Direitos humanos nesse período terão como conteúdo ape­nas os direitos individuais e políticos, sendo os direitos políticos sinônimos de democracia política extremamente limitada e restri­ta, vinculada a privilégios econômicos.
Esse liberalismo clássico corresponderá, portanto, a um Estado Liberal, que traduzirá o pensamento econômico do laissez-faire -laissez-passez, que deixará aos cidadãos a possibi­lidade do exercício da livre concorrência de modo que o egoísmo de cada um ajude a melhoria do todo[5].  
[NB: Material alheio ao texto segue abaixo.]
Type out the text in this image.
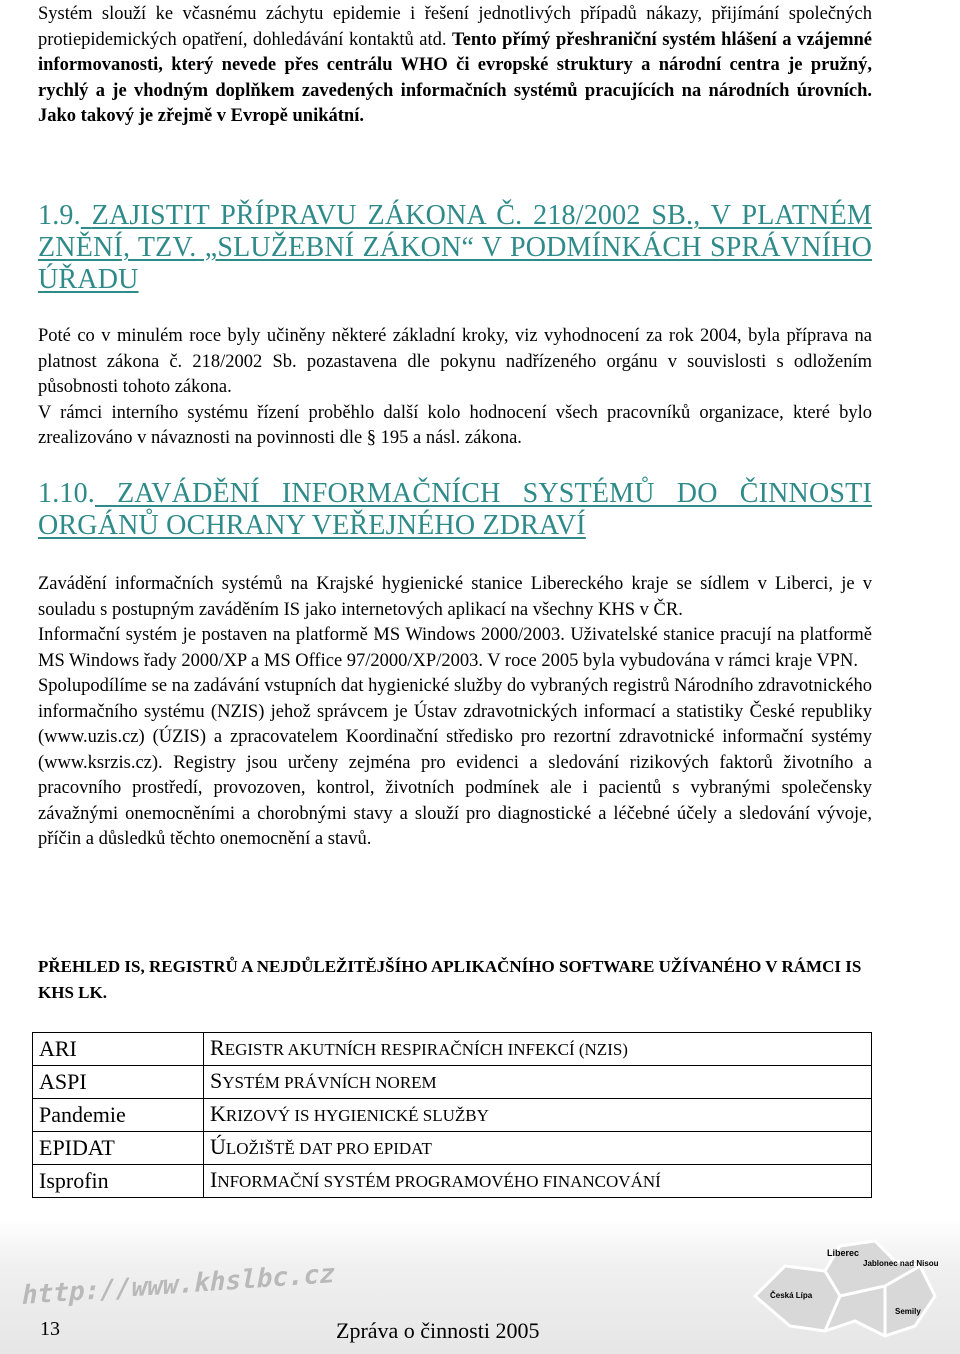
Systém slouží ke včasnému záchytu epidemie i řešení jednotlivých případů nákazy, přijímání společných protiepidemických opatření, dohledávání kontaktů atd. Tento přímý přeshraniční systém hlášení a vzájemné informovanosti, který nevede přes centrálu WHO či evropské struktury a národní centra je pružný, rychlý a je vhodným doplňkem zavedených informačních systémů pracujících na národních úrovních. Jako takový je zřejmě v Evropě unikátní.

1.9. ZAJISTIT PŘÍPRAVU ZÁKONA Č. 218/2002 SB., V PLATNÉM ZNĚNÍ, TZV. „SLUŽEBNÍ ZÁKON“ V PODMÍNKÁCH SPRÁVNÍHO ÚŘADU

Poté co v minulém roce byly učiněny některé základní kroky, viz vyhodnocení za rok 2004, byla příprava na platnost zákona č. 218/2002 Sb. pozastavena dle pokynu nadřízeného orgánu v souvislosti s odložením působnosti tohoto zákona.

V rámci interního systému řízení proběhlo další kolo hodnocení všech pracovníků organizace, které bylo zrealizováno v návaznosti na povinnosti dle § 195 a násl. zákona.

1.10. ZAVÁDĚNÍ INFORMAČNÍCH SYSTÉMŮ DO ČINNOSTI ORGÁNŮ OCHRANY VEŘEJNÉHO ZDRAVÍ

Zavádění informačních systémů na Krajské hygienické stanice Libereckého kraje se sídlem v Liberci, je v souladu s postupným zaváděním IS jako internetových aplikací na všechny KHS v ČR.

Informační systém je postaven na platformě MS Windows 2000/2003. Uživatelské stanice pracují na platformě MS Windows řady 2000/XP a MS Office 97/2000/XP/2003. V roce 2005 byla vybudována v rámci kraje VPN.

Spolupodílíme se na zadávání vstupních dat hygienické služby do vybraných registrů Národního zdravotnického informačního systému (NZIS) jehož správcem je Ústav zdravotnických informací a statistiky České republiky (www.uzis.cz) (ÚZIS) a zpracovatelem Koordinační středisko pro rezortní zdravotnické informační systémy (www.ksrzis.cz). Registry jsou určeny zejména pro evidenci a sledování rizikových faktorů životního a pracovního prostředí, provozoven, kontrol, životních podmínek ale i pacientů s vybranými společensky závažnými onemocněními a chorobnými stavy a slouží pro diagnostické a léčebné účely a sledování vývoje, příčin a důsledků těchto onemocnění a stavů.

PŘEHLED IS, REGISTRŮ A NEJDŮLEŽITĚJŠÍHO APLIKAČNÍHO SOFTWARE UŽÍVANÉHO V RÁMCI IS KHS LK.
ARI	REGISTR AKUTNÍCH RESPIRAČNÍCH INFEKCÍ (NZIS)
ASPI	SYSTÉM PRÁVNÍCH NOREM
Pandemie	KRIZOVÝ IS HYGIENICKÉ SLUŽBY
EPIDAT	ÚLOŽIŠTĚ DAT PRO EPIDAT
Isprofin	INFORMAČNÍ SYSTÉM PROGRAMOVÉHO FINANCOVÁNÍ
http://www.khslbc.cz
Liberec
Jablonec nad Nisou
Česká Lípa
Semily
13	Zpráva o činnosti 2005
Esse modelo político e econômico levava, no século XIX, à concentração econômica que ameaçava o núcleo do pensamen­to liberal de livre concorrência e livre iniciativa. Era urgente a intervenção estatal no domínio econômico que viesse possibilitar a sobrevincia do liberalismo, como também era urgente que o Estado liberal incorporasse determinadas reivindicações socialis­tas por trabalho, previdência, saúde e educação, evitando com isso a explosão social que ameaçava os Estados europeus naque­le final de século e no início do século XX.
Esses fatos conduziram ao surgimento do Estado Social e Democtico de Direito, que se afirma nas Constituições do México, de 1917, e da Alemanha, de 1919.
Essas Constituições ampliaram o catálogo de direitos fun­damentais, acrescentando ao núcleo desses direitos no Estado liberal (os direitos individuais e políticos) novos direitos sociais, econômicos e culturais.
É importante ressaltar que não se trata de mera ampliação de direitos e garantias, como interpretam vários constitucionalis­tas, que caracterizaram esse Estado como um Estado assistencia­lista, mantendo o núcleo liberal de direitos fundamentais intacto e acrescentando direitos sociais e econômicos, que seriam refle­xos da injunção econômica do momento. O Estado, nesse senti­do, interviria na economia quando necessário, para fazer corre­ções e assistiria os necessitados nos momentos de crise econômica. Não há, portanto, nenhuma reformulação no modelo econô­mico liberal.
Entendemos não ser isso o que propõe o novo modelo constitucional, que é adotado pela Constituição de 1988.
Na verdade, os direitos sociais e econômicos são verdadei­ras garantias socioeconômicas do exercício de direitos individuais e políticos. Não há como separar os direitos individuais e políti­cos dos direitos sociais e econômicos. Eles são indivisíveis, e esta é a grande contribuição do moderno constitucionalismo.
Ocorre, a partir de então, o surgimento de um novo concei­to de indivíduo, que ultrapassa o conceito liberal. É um indivíduo portador de todos os direitos que possam permitir a sua completa integração à sociedade em que vive. É um indivíduo que não tem apenas o direito à sobrevivência, à vida biológica, mas o direito à vida com dignidade, com trabalho e justa remuneração.
As garantias socioeconômicas são meios de que o indivíduo deve dispor em uma sociedade, em um determinado momento histó­rico, para poder ser livre. Não há liberdade política sem democracia econômica e social. Esta é a propositura que faz o Estado democráti­co e social de direito, e é este o sentido da expressão "garantias socioeconômicas de direitos individuais e políticos".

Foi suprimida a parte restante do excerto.